Miller DR (Center for Health Quality, Outcomes, & Economic Research, Bedford VAMC), Christiansen CL
(Center for Health Quality, Outcomes, & Economic Research, Bedford VAMC), Palnatti M
(Center for Health Quality, Outcomes, & Economic Research, Bedford VAMC), Lafrance JP
(Center for Health Quality, Outcomes, & Economic Research, Bedford VAMC), Pogach L
(Center for Healthcare Knowledge Management, East Orange VAMC), Cunningham F
(Pharmacy Benefits Management Medication Safety Center, Hines VAMC)
Meta-analyses of clinical trials published in 2007 reported increased risk of myocardial infarction (MI) with rosiglitazone use, but methodologic concerns and other studies cast doubt on these findings. In response to this safety signal, the Veterans Affairs (VA) Pharmacy Benefits Management Medication Safety Center (VAMedSAFE) and affiliated researchers studied this issue to inform and guide policy decisions.
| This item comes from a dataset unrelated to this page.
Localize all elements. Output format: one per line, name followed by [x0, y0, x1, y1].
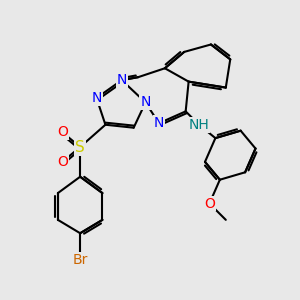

To evaluate MI risks associated with rosiglitazone and pioglitazone, a rapid analysis of VA data was conducted in fall 2007 followed by a comprehensive new-user follow-up study completed in summer 2008. Using the Diabetes Epidemiology Cohorts, a national registry of VA patients with diabetes, we identified 162,215 patients first prescribed rosiglitazone or pioglitazone from 2000 to 2004. After excluding those with past MI or cardiac surgery, renal disease, or chronic heart failure and stratifying the sample by diabetes medication history (lines), we calculated propensity scores in each line and matched rosiglitazone and pioglitazone initiators to patients initiating other diabetes medication. MI risk was estimated using Cox regression models.
Rosiglitazone and pioglitazone were prescribed most often as 3rd line agents following metformin and sulfonylurea (41%). In this line, the hazard ratios (HR) and 95% confidence intervals for MI from the comprehensive study were 0.99 (0.88-1.11) for rosiglitazone and 0.80 (0.65-0.98) for pioglitazone relative to insulin initiators, and 1.24 (1.02-1.52) for rosiglitazone versus pioglitazone. Results were similar across the other lines (1st line, 2nd line, insulin supplement) with HRs for rosiglitazone close to 1.0 and for pioglitazone at or below 1.0, except for a small risk increase for rosiglitazone when prescribed with insulin. Results from the initial rapid analysis were similar to those from the comprehensive study and were used in revising VA Criteria for Non-formulary Use of Thiazolidinediones in November 2007.
These studies provide little evidence for increased MI risk with rosiglitazone use but suggest that there may be slightly lower risk with pioglitazone use.
This demonstrates how collaboration between VA researchers and VAMedSAFE in evaluating medication safety signals using VA data can provide both rapid and scientifically rigorous results to serve policy needs.